Bush started his day at a National Prayer Breakfast held in the ballroom of the Washington Hilton Hotel, where he explained the basic philosophy behind his plan. In service to others, he said, we find deep human fulfillment. And as acts of service are multiplied, our nation becomes a more welcoming place. Later that day, he announced the new policy from the Oval Office with leading members of Congress and the press in attendance. Bush proposed that faith-based organizations should assume a greater role in providing social-service programs without breaching the separation of church and state. He suggested that government should not discriminate against faith-based programs, but it should encourage them to flourish. Under his plan, religious groups could receive federal funding to implement programs usually carried out by secular non-profit organizations.
A devout Christian, Bush's plan applied to a multitude of denominations in order to, in his words, unleash these fantastic armies of compassion which exist all across the country. The new policy received bipartisan support, including kudos from leading Senators Joseph Liebermann and Rick Santorum. The senators agreed with Bush that individuals and couples should receive tax breaks for donations to faith-based charities as well as secular organizations.

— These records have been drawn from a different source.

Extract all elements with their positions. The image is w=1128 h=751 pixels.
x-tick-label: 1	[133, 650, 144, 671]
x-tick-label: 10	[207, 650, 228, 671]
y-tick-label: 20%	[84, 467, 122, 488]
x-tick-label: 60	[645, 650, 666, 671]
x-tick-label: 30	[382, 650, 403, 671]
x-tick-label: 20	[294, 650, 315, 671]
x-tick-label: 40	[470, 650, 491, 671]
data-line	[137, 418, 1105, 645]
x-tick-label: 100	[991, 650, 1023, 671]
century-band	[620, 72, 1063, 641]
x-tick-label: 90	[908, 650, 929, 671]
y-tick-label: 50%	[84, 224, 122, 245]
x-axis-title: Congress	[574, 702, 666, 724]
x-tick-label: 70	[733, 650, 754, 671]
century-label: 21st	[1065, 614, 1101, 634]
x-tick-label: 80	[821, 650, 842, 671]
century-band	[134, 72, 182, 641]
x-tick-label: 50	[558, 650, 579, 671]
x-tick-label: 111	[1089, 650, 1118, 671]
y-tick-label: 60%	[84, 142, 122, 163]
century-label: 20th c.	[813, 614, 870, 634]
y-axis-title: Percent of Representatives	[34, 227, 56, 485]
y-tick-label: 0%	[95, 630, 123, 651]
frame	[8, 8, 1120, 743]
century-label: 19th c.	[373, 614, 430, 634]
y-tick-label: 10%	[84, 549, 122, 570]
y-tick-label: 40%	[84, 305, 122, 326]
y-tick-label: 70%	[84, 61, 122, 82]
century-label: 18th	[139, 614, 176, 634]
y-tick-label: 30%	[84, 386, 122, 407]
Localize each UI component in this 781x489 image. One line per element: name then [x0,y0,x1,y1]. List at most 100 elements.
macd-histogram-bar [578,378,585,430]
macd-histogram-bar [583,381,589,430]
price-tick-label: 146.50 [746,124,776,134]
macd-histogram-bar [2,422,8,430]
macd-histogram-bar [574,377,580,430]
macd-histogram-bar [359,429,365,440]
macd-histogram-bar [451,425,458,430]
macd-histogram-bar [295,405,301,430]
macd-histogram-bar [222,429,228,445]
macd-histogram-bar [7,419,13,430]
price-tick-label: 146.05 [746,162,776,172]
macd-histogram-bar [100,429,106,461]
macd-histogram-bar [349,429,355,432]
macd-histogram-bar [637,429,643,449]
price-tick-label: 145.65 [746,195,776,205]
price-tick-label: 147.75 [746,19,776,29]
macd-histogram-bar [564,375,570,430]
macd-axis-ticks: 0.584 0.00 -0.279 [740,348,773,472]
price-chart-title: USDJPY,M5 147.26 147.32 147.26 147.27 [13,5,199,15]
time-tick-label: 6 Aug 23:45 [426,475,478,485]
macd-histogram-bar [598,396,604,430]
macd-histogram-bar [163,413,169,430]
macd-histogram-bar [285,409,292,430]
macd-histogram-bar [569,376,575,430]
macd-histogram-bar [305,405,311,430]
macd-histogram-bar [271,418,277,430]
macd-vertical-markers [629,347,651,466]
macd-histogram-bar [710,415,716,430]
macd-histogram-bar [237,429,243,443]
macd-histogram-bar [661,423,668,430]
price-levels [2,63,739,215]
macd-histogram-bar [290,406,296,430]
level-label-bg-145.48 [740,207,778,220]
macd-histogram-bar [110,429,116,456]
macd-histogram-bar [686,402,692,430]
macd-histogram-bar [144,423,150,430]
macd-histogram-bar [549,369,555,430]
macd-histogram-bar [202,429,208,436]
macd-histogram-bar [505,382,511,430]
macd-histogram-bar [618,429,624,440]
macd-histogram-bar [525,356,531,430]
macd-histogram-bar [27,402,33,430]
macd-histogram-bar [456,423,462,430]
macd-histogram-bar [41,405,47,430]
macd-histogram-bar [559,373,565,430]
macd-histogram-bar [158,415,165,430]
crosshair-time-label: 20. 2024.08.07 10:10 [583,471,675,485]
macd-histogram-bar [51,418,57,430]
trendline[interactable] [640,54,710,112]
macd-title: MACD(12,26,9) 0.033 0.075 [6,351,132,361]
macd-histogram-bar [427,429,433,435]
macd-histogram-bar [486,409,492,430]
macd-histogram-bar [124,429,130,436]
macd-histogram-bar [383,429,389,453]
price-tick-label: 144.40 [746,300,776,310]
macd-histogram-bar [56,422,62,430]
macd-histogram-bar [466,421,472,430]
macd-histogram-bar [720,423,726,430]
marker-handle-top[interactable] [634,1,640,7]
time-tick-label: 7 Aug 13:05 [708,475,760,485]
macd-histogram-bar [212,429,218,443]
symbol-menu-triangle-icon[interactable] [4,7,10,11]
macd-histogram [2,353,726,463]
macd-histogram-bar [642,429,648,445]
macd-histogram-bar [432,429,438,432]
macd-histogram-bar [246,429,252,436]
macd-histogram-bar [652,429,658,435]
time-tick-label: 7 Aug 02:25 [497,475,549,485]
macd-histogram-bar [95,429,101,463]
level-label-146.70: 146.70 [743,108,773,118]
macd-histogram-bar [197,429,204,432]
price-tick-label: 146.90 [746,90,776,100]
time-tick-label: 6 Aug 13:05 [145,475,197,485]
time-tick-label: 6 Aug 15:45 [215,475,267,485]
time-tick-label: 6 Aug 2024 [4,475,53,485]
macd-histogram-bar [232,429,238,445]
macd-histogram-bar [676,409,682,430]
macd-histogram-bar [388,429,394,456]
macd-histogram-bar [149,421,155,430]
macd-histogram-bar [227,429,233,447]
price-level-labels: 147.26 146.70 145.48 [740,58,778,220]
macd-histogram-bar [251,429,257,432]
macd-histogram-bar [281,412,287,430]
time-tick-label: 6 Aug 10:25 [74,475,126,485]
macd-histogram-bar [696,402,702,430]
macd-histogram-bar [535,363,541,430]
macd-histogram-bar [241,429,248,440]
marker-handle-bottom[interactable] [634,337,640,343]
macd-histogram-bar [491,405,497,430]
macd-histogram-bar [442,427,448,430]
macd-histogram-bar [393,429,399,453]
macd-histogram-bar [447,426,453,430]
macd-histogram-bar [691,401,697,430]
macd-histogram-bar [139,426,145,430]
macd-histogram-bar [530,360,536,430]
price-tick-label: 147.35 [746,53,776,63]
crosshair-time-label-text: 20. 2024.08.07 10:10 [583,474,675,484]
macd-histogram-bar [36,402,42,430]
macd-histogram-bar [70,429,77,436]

Bush's plan to federally fund faith-based programs upset die-hard secularists and debate over the efficacy and constitutionality of the program continued into his second term. While a study by the PEW Forum on Religion and Public Life revealed that approximately 70 percent of Americans prefer that government agencies provide the majority of aid to the needy and poor, the same number supported the right of church organizations to apply for federal funding for their social programs.